Unfortunately, thanks to Big Pharma, cholesterol-lowering drugs (i.e. statins) are quickly becoming the most prescribed drug in America. A 2012 CDC report found that “17% of those aged 40 to 59 took such medications, while use increased to 48% among those 75 and older.” The second most prescribed medication in America is generic Zocor (simvastatin), a cholesterol-lowering statin, with 94.1 million prescriptions in 2010. And the most profitable drug in the United States is Lipitor, the very first cholesterol-lowering statin drug on the market, with a 2010 revenue of $7.2 billion. From 1996 to 2012, Lipitor (i.e. atorvastatin) became the world’s best-selling drug of all time, with more than $125 billion in sales over approximately 14.5 years (Pfizer’s patent on atorvastatin expired in November 2011, and the drug is now available in generic forms such as Zocor, as mentioned earlier).
With millions of people taking these cholesterol-lowering drugs it’s no surprise that rates of dementia and Alzheimer’s Disease are on the rise. In a May 2013 article for AARP, Dr. Armon B. Neel Jr. writes: “A study published in the journal Pharmacotherapy in 2009 found that three out of four people using these drugs experienced adverse cognitive effects ‘probably or definitely related to’ the drug. The researchers also found that 905 of the patients who stopped statin therapy reported improvements in cognition, sometimes within days. In February 2012, the Food and Drug Administration ordered drug companies to add a new warning label about possible memory problems to the prescribing information for statins.” AARP recommends these patients talk to their doctors about getting off these drugs, and replace these dangerous statins with “a combination of sublingual (under-the-tongue) vitamin B12 (1,000 mcg daily), folic acid (800 mcg daily) and vitamin B6 (200 mg daily).”

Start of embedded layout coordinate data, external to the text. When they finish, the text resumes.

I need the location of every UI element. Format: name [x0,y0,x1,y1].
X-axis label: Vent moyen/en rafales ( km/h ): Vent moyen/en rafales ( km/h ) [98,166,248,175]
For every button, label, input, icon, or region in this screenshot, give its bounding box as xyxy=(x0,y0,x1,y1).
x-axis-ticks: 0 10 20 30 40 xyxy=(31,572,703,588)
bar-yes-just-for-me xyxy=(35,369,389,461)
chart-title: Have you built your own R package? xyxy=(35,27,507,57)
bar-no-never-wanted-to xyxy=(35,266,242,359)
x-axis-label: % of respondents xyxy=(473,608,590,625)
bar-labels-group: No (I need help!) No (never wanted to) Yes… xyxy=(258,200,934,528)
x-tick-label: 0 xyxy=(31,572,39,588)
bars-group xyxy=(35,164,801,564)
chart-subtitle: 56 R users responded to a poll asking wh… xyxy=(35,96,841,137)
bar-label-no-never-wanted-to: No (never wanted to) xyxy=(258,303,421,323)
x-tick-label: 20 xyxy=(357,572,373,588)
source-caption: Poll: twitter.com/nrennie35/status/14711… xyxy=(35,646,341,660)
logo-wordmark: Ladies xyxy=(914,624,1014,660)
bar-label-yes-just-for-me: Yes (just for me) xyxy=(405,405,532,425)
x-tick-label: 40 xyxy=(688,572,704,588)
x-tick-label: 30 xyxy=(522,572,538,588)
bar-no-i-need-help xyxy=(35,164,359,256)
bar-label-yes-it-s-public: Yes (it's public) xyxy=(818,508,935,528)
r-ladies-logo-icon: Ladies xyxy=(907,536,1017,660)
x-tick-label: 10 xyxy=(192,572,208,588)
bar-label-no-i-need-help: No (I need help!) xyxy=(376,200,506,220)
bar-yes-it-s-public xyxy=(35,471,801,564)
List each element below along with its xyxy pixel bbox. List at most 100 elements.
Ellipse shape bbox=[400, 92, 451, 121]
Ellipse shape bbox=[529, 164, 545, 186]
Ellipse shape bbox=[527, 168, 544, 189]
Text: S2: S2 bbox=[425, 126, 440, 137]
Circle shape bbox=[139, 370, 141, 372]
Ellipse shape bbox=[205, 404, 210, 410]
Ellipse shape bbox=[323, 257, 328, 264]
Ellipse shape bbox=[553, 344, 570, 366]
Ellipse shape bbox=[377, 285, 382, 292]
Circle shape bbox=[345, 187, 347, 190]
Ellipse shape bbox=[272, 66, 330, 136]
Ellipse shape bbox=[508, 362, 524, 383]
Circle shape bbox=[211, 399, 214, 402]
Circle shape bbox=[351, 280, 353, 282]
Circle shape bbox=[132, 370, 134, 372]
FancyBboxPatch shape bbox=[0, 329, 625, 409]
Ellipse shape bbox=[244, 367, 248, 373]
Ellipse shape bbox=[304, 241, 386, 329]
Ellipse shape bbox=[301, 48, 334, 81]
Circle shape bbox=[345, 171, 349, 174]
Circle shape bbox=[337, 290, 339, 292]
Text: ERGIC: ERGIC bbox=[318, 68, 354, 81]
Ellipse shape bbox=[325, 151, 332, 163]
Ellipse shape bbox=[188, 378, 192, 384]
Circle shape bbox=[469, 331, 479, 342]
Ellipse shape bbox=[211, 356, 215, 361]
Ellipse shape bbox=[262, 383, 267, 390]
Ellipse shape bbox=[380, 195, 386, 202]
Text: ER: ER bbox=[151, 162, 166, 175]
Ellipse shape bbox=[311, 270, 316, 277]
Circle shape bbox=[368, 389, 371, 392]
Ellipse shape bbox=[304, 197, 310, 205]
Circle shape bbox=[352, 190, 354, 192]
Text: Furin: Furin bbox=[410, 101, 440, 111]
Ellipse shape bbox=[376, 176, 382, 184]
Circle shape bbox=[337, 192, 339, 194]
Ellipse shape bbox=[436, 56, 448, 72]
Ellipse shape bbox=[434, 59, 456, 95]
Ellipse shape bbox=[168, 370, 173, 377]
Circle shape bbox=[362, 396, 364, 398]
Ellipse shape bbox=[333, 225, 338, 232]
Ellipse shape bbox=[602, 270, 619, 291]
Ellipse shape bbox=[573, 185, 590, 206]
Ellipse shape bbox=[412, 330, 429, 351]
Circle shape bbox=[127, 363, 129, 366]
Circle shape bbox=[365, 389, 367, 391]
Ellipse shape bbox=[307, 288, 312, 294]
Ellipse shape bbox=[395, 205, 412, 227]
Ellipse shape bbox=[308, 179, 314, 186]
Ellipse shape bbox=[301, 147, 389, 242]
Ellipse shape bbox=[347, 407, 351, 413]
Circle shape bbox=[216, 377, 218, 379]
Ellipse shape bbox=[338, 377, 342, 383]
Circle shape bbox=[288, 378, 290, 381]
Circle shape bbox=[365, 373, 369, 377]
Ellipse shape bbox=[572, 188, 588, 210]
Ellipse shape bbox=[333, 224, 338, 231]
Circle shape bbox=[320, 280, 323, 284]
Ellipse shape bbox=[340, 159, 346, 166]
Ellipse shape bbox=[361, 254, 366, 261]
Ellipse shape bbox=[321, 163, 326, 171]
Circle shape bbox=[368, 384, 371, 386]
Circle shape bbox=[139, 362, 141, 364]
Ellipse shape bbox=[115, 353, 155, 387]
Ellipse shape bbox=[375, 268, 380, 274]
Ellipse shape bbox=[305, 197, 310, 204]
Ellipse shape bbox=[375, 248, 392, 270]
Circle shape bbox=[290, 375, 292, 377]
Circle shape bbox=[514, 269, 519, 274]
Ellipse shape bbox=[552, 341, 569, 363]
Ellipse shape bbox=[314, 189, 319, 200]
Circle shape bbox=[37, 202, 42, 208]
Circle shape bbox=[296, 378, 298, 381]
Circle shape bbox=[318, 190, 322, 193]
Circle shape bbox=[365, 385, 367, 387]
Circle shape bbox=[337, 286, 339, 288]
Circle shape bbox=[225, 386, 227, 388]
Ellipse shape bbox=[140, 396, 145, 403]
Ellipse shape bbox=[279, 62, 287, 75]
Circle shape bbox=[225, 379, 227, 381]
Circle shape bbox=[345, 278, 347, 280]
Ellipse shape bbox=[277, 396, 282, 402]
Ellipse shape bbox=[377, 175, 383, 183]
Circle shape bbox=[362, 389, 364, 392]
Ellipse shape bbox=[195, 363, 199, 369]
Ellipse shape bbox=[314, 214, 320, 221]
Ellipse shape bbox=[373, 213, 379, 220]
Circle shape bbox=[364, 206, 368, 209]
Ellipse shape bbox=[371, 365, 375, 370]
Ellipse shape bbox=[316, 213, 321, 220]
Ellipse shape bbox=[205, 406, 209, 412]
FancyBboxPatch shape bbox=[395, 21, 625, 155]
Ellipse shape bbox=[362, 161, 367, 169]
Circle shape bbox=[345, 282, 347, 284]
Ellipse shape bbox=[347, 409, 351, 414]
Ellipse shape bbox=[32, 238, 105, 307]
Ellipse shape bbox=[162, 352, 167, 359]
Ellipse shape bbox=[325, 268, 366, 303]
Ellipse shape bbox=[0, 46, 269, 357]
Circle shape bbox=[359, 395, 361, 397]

Another study published in the journal Neurology found that higher levels of cholesterol actually decreases the risk of dementia in the elderly. “High cholesterol in late life was associated with decreased dementia risk, which is in contrast to previous studies suggesting high cholesterol in mid-life is a risk factor for later dementia,” conclude the study’s authors. “The conflicting results may be explained by the timing of the cholesterol measurements in relationship to age and the clinical onset of dementia.” The research was a joint venture of the Center on Aging and Health, the Alzheimer’s Disease Research Centers, the Department of Mental Health, The Johns Hopkins University Bloomberg School of Public Health, the Institute of Clinical Neurosciences, and others.